Is a tourbillon even necessary anymore? With the advent of quartz movements in the 1960s, wristwatches became more accurate than ever before, and today, models are available from a number of manufacturers that can synchronize themselves with government-operated atomic clocks around the world. This allows the timepieces to be far more accurate than a watch with a mechanical movement could ever be, so why would anyone bother to make tourbillon watches? The short answer is, “Because they can.” There’s more to a high end wristwatch than timekeeping, and many models incorporate a lot of features that really aren’t that useful, and that’s particularly true of models known as “super complications.” Part of the art of watchmaking and part of the appeal to collectors is the ability of the maker to incorporate lots of highly complex features into their timepiece. No one really needs a wristwatch that can display the phases of the moon, yet many models offered for sale in the twenty-first century feature those, and others offer equally useless but fascinating features such as displaying the date of Easter, offering a celestial chart, or displaying sidereal time. These features aren’t included because the makers think they might be of use to the buyer; they’re included because including them makes the watch all the more complex, and watch collectors love overly complex mechanisms.

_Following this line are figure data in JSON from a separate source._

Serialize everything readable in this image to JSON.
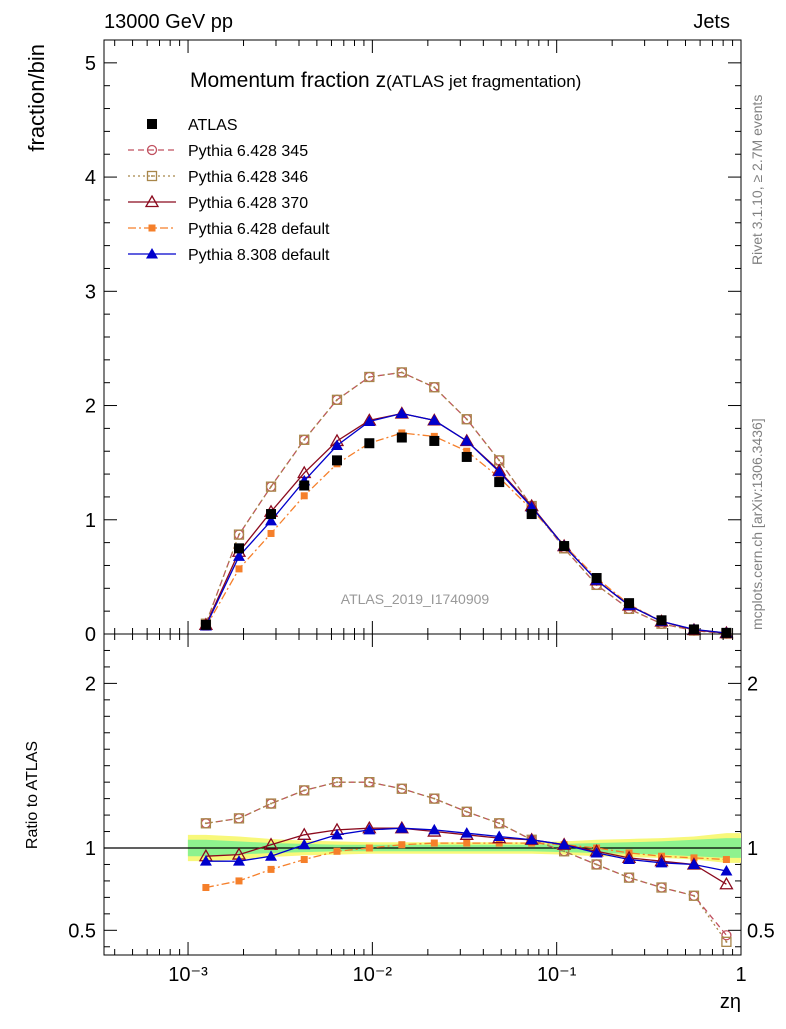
{
  "header": {
    "left": "13000 GeV pp",
    "right": "Jets"
  },
  "side_labels": {
    "rivet": "Rivet 3.1.10, ≥ 2.7M events",
    "mcplots": "mcplots.cern.ch [arXiv:1306.3436]"
  },
  "colors": {
    "atlas": "#000000",
    "p345": "#c0505f",
    "p346": "#a8864a",
    "p370": "#8b0a1e",
    "p6def": "#f57f2a",
    "p8def": "#0000cc",
    "band_green": "#8ef28e",
    "band_yellow": "#f8f87a"
  },
  "chart_data": [
    {
      "type": "line",
      "title_main": "Momentum fraction z",
      "title_sub": "(ATLAS jet fragmentation)",
      "ylabel": "fraction/bin",
      "xscale": "log",
      "xlim": [
        0.00035,
        1.0
      ],
      "ylim": [
        0,
        5.2
      ],
      "yticks": [
        "0",
        "1",
        "2",
        "3",
        "4",
        "5"
      ],
      "watermark": "ATLAS_2019_I1740909",
      "legend_position": "top-left",
      "x": [
        0.00125,
        0.00189,
        0.00282,
        0.00427,
        0.00643,
        0.00963,
        0.01445,
        0.02168,
        0.03252,
        0.04878,
        0.07317,
        0.10976,
        0.16464,
        0.24696,
        0.37044,
        0.55566,
        0.83349
      ],
      "series": [
        {
          "name": "ATLAS",
          "key": "atlas",
          "style": "points",
          "values": [
            0.08,
            0.75,
            1.05,
            1.3,
            1.52,
            1.67,
            1.72,
            1.69,
            1.55,
            1.33,
            1.05,
            0.77,
            0.49,
            0.27,
            0.12,
            0.04,
            0.01
          ]
        },
        {
          "name": "Pythia 6.428 345",
          "key": "p345",
          "style": "dashed",
          "values": [
            0.09,
            0.87,
            1.29,
            1.7,
            2.05,
            2.25,
            2.29,
            2.16,
            1.88,
            1.52,
            1.12,
            0.75,
            0.43,
            0.22,
            0.09,
            0.03,
            0.004
          ]
        },
        {
          "name": "Pythia 6.428 346",
          "key": "p346",
          "style": "dotted",
          "values": [
            0.09,
            0.87,
            1.29,
            1.7,
            2.05,
            2.25,
            2.29,
            2.16,
            1.88,
            1.52,
            1.12,
            0.75,
            0.43,
            0.22,
            0.09,
            0.03,
            0.004
          ]
        },
        {
          "name": "Pythia 6.428 370",
          "key": "p370",
          "style": "solid",
          "values": [
            0.08,
            0.72,
            1.07,
            1.41,
            1.69,
            1.87,
            1.93,
            1.87,
            1.69,
            1.43,
            1.12,
            0.77,
            0.47,
            0.25,
            0.11,
            0.035,
            0.008
          ]
        },
        {
          "name": "Pythia 6.428 default",
          "key": "p6def",
          "style": "dashdot",
          "values": [
            0.06,
            0.57,
            0.88,
            1.21,
            1.49,
            1.67,
            1.76,
            1.73,
            1.6,
            1.37,
            1.09,
            0.78,
            0.49,
            0.26,
            0.11,
            0.04,
            0.009
          ]
        },
        {
          "name": "Pythia 8.308 default",
          "key": "p8def",
          "style": "solid",
          "values": [
            0.07,
            0.68,
            0.99,
            1.34,
            1.65,
            1.86,
            1.93,
            1.87,
            1.69,
            1.42,
            1.11,
            0.77,
            0.47,
            0.25,
            0.11,
            0.04,
            0.009
          ]
        }
      ]
    },
    {
      "type": "line",
      "ylabel": "Ratio to ATLAS",
      "xlabel": "zη",
      "xscale": "log",
      "xlim": [
        0.00035,
        1.0
      ],
      "ylim": [
        0.35,
        2.3
      ],
      "yticks": [
        "0.5",
        "1",
        "2"
      ],
      "xticks": [
        "10⁻³",
        "10⁻²",
        "10⁻¹",
        "1"
      ],
      "x": [
        0.00125,
        0.00189,
        0.00282,
        0.00427,
        0.00643,
        0.00963,
        0.01445,
        0.02168,
        0.03252,
        0.04878,
        0.07317,
        0.10976,
        0.16464,
        0.24696,
        0.37044,
        0.55566,
        0.83349
      ],
      "band_inner": [
        0.05,
        0.04,
        0.03,
        0.025,
        0.02,
        0.02,
        0.02,
        0.02,
        0.02,
        0.02,
        0.02,
        0.025,
        0.03,
        0.035,
        0.04,
        0.05,
        0.06
      ],
      "band_outer": [
        0.08,
        0.07,
        0.055,
        0.045,
        0.04,
        0.035,
        0.035,
        0.035,
        0.035,
        0.035,
        0.035,
        0.04,
        0.05,
        0.055,
        0.06,
        0.07,
        0.09
      ],
      "series": [
        {
          "name": "Pythia 6.428 345",
          "key": "p345",
          "style": "dashed",
          "values": [
            1.15,
            1.18,
            1.27,
            1.35,
            1.4,
            1.4,
            1.36,
            1.3,
            1.22,
            1.15,
            1.05,
            0.98,
            0.9,
            0.82,
            0.76,
            0.71,
            0.47
          ]
        },
        {
          "name": "Pythia 6.428 346",
          "key": "p346",
          "style": "dotted",
          "values": [
            1.15,
            1.18,
            1.27,
            1.35,
            1.4,
            1.4,
            1.36,
            1.3,
            1.22,
            1.15,
            1.05,
            0.98,
            0.9,
            0.82,
            0.76,
            0.71,
            0.43
          ]
        },
        {
          "name": "Pythia 6.428 370",
          "key": "p370",
          "style": "solid",
          "values": [
            0.95,
            0.96,
            1.02,
            1.08,
            1.11,
            1.12,
            1.12,
            1.1,
            1.08,
            1.06,
            1.05,
            1.02,
            0.98,
            0.94,
            0.92,
            0.9,
            0.78
          ]
        },
        {
          "name": "Pythia 6.428 default",
          "key": "p6def",
          "style": "dashdot",
          "values": [
            0.76,
            0.8,
            0.87,
            0.93,
            0.98,
            1.0,
            1.02,
            1.03,
            1.03,
            1.03,
            1.03,
            1.02,
            1.0,
            0.97,
            0.95,
            0.94,
            0.93
          ]
        },
        {
          "name": "Pythia 8.308 default",
          "key": "p8def",
          "style": "solid",
          "values": [
            0.92,
            0.92,
            0.95,
            1.02,
            1.08,
            1.11,
            1.12,
            1.11,
            1.09,
            1.07,
            1.05,
            1.02,
            0.97,
            0.93,
            0.91,
            0.9,
            0.86
          ]
        }
      ]
    }
  ]
}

The problem with tourbillon watches for consumers is that they are complex, they are necessarily included only in watches with mechanical movements, and they are therefore going to be both expensive and limited in production out of necessity. No company is likely to be able to sell thousands of such timepieces annually, and as a result, they remain niche products, often produced in super-limited quantities, if only to remind the public that the company is capable of producing such a timepiece. That’s why Omega regularly produces a watch containing a tourbillon, yet makes so few of them that they’re practically nonexistent. You can see them on their Website, but you’re unlikely to find one for sale and your even less likely to be able to afford to buy one, provided that you can find one.
Companies such as Patek Philippe do produce a number of models that contain a tourbillon, but everything that company makes is limited in production and all of their watches are very expensive. Other companies, such as Cartier, Zenith, IWC and Hublot, only produce one or two models, using them much as Omega does, simply to remind us that they’re capable of producing such a complex device.
The market for tourbillon watches has been upended a bit in recent years, as a few Chinese movements have been produced that contain them, and these have been offered for sale at much lower price points. While watches containing a tourbillon have traditionally sold for upwards of $20,000 and for even as much as $500,000, we have seen models with these Chinese movements for sale for less than $2000. If you buy one, you’ll be getting the real deal, though you’ll likely be buying a brand name with which you’re not overly familiar and you certainly won’t be wearing anything that carries the weight that comes with wearing a Cartier or Patek Philippe on your wrist. Still, even in the twenty-first century, the tourbillon remains a marvel of engineering.